» NELSON MUSSOLINI - Presidente executivo do Sindicato da Indústria de Produtos Farmacêuticos (Sindusfarma) e membro do Conselho Nacional de Saúde
A pandemia entristeceu o país pelas centenas de milhares de pessoas que se foram e as que ainda estão, infelizmente, sendo vitimadas pelo novo coronavírus. Portanto, é um dever que se impõe sempre prestar solidariedade às famílias que experimentaram o infortúnio de perder seus entes queridos. Ao mesmo tempo, esse terrível surto tem mostrado ao país facetas positivas e apontado algumas formas de resolver os urgentes problemas nacionais.
O notável trabalho de médicos, enfermeiros, hospitais, clínicas e todos os profissionais de saúde que atuam e atuaram no front da pandemia precisa ser enaltecido. Cabe mencionar também o importante papel desempenhado pelo Sistema Único de Saúde (SUS) no atendimento da população.
Mas quero destacar aqui uma prática que se mostrou especialmente valiosa nesses tempos de pandemia de Sars-CoV-2: a negociação. Sou um ferrenho defensor do diálogo e da negociação como melhor maneira de resolver problemas e litígios. Fiz minha carreira profissional patrocinando esse procedimento e posso afirmar que não há jeito melhor de solucionar questões complexas e delicadas.
O enfrentamento da covid-19, naquilo que se mostrou seu ponto fundamental — a descoberta e a produção em larga escala de vacinas para combatê-la —, deixou isso claro como a luz do dia. Não fosse a disposição para negociar da parte de indústrias farmacêuticas nacionais e internacionais, dos centros de pesquisa e das autoridades brasileiras e mundiais, o drama da pandemia teria sido ainda maior.
A transferência de tecnologias para a produção no Brasil de vacinas contra a covid-19 está sendo decisiva para o controle da pandemia no país. Oitenta por cento dos milhões de doses aplicadas e registradas na base nacional do Programa Nacional de Imunizações (PNI) resultaram desses acordos de transferência de tecnologias. E as dezenas de milhões de doses adicionais de vacinas já aplicadas foram produzidas por outras grandes indústrias farmacêuticas internacionais, em contratos que estão sendo rigorosamente cumpridos.

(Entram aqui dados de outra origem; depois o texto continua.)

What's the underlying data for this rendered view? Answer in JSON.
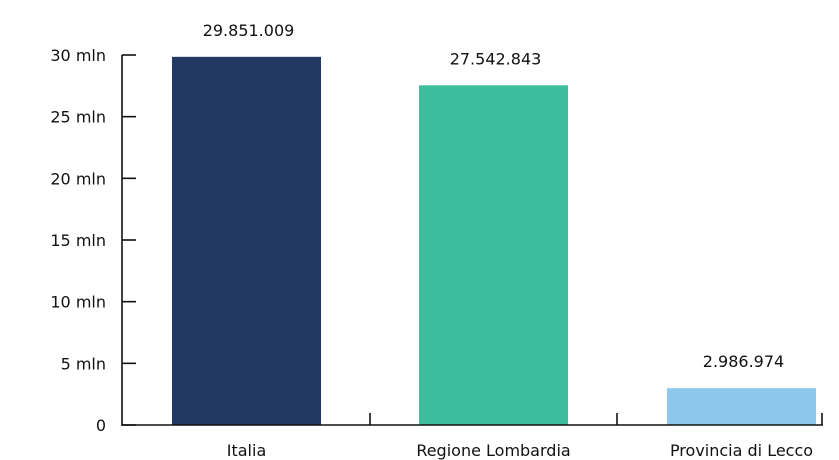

Essa é a realidade. Benéfica e vantajosa para o povo brasileiro. No mundo da fantasia, e fazendo uma aposta gratuita no confronto e na imposição pura e simples, o Congresso Nacional aprovou um projeto de lei — em boa hora vetado parcialmente pela Presidência da República — que permitia o licenciamento temporário de patentes de vacinas e medicamentos contra a covid-19 e em outras emergências de saúde.
Um grande equívoco, pois a suspensão dos direitos de propriedade intelectual não resultará na ampliação imediata da oferta de vacinas no país (e no mundo), considerando a complexidade tecnológica e o tempo necessário para a instauração do processo e a Lei de Patentes brasileira, que contempla o licenciamento compulsório de medicamentos em casos de emergência sanitária. O mais grave é que, além de inviáveis e desnecessárias, as medidas vetadas poderiam instaurar um ambiente de insegurança jurídica, ameaçando as atuais parcerias e bloqueando as futuras (algumas em curso) que de fato podem acelerar a produção de vacinas e medicamentos para a atual e futuras pandemias.
Sobre esse último aspecto, foram especialmente acertados os vetos às alterações propostas nos artigos 8º, 9º e 10º da Lei de Propriedade Industrial em vigor. Os dispositivos vetados ferem os direitos de empresas nacionais e internacionais detentoras de patentes de medicamentos e vacinas, ao obrigá-las a efetuar a transferência de know-how; e afrontam os direitos das indústrias farmacoquímicas e dos fabricantes de materiais biológicos, ao obrigá-los a fornecer os insumos de medicamentos e vacinas.
Felizmente, no caso da produção e do fornecimento de vacinas contra a covid-19 no Brasil, o entendimento está prevalecendo e o país tira grande proveito disso, na forma de produtos cuja oferta ampla está criando as condições para o controle efetivo da pandemia. Uma demonstração de que negociações claras e objetivas, que contemplam os legítimos interesses de todas as partes, podem, sim, atender aos mais altos interesses nacionais e às aspirações da sociedade brasileira.